RETOUR AUX BASIQUES
Avez-vous déjà vu Citizen Kane ? Déposez votre ipad et ouvrez un livre. Rendez-vous à la bibliothèque, ce formidable bastion du savoir humain. Possédez-vous seulement une carte de bibliothèque ? C’est sûr, ils en jettent, ces fils d’activité sur Twitter et autres blogs, mais avez-vous lu Les Frères Karamazov ?
SIMULACRES DE RELATIONS
La “vie” en ligne est une cacophonie de jérémiades et de pleurnicheries, de perfidies et de radotages. Son anonymat permet aux individus de s’adonner à la provocation à distance. Pour déverser sa négativité, il suffit de quelques mots ignobles et d’un clic. Un vaste public est à l’affût de cette scène de la médiocrité. À la place, si vous avez quelque chose de méchant à dire, nous vous proposons d’aller le dire en personne. Retirez votre gant, donnez une claque sonore sur la joue de votre adversaire, et dites : “Monsieur, vous m’avez insulté.” Cette manière voyeuriste de juger les gens avec une telle nonchalance, de les écarter violemment sur la base de deux ou trois photos doit cesser. Nous perdons notre temps avec ces simulacres de relations. Il est indispensable de revenir aux fondamentaux dans nos rapports avec les autres. Oubliez les sites de rencontre, renoncez à Uber (les taxis qui cassent les prix), évitez le dernier lounge rétro où les clients éclusent du whisky de maïs artisanal produit en série limitée à Brooklyn. Lancez-vous sans GPS, prenez un vélo et tombez par hasard sur un bar qui n’a pas changé depuis cinquante ans. Oubliez ce délice de gin aux mûres de saison à 15 € et prenez une bière, un shot, un manhattan, ou un Martini. Les fondamentaux. Laissez votre téléphone à la maison et engagez une conversation avec quelqu’un, découvrez-vous des points communs, faites un compliment, entamez un débat. Sans téléphone, nous n’avons pas non plus besoin d’oreillettes, et nous voilà libres de faire l’expérience du monde : ses sons, ses scènes de beauté et d’ennui. Nous échangeons aussi bien avec les rejetons de la finance qu’avec le “petit peuple”.

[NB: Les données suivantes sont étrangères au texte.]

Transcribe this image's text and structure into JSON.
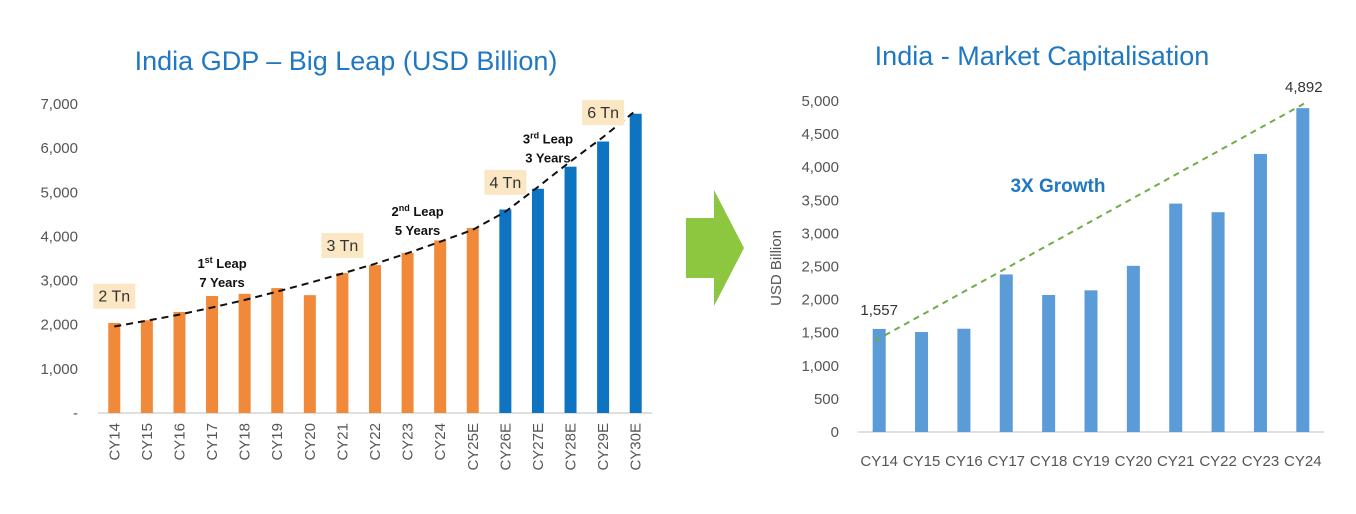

FLEURS ET CHAMPAGNE, MON AMI
Peut-être avons-nous rencontré une jolie fille lors de notre petite expédition au bar. Faisant fi de Tinder, nous l’avons déjà impressionnée lors de notre face-à-face. Mais après ? Fleurs et champagne, mon ami. Vous trouvez peutêtre ça trop convenu, mais quand en avezvous offert pour la dernière fois ? Et quand en a-t-elle reçu pour la dernière fois ? Il y a des lustres, voire jamais. Ne vous compliquez pas trop la vie, cette approche basique de la romance n’attend que d’être réactivée. Quant à votre appartement, il est devenu étouffant, plein à craquer de détritus et d’absurdités. Les placards de vêtements débordent, la chambre ne conviendrait même pas à une prostituée, et la cuisine ferait rougir votre mère de honte. Là aussi, un bon coup de pied aux fesses sera de mise. Si vous n’avez pas porté ou utilisé un vêtement ou un objet depuis plus d’un an, il est temps de le bazarder. Simplifiez et jetez sans retenue. Ne gardez que des objets qui sont suprêmement utiles ou que vous trouvez exceptionnellement beaux. Nous sommes en bonne voie pour retourner aux fondamentaux. Avec notre approche directe des relations humaines, notre attitude sincère consistant à combattre le tumulte, le stress et la distraction, nous avons commencé à ériger des digues de civilité afin de repousser la marée de mépris égoïste. Nos possessions sont réduites à l’essentiel, notre esprit commence à se clarifier, notre concentration à s’affirmer. Cet individu qui a effectué son retour aux fondamentaux, il a toujours été présent, vous aviez juste besoin que l’on vous rappelle amicalement son existence.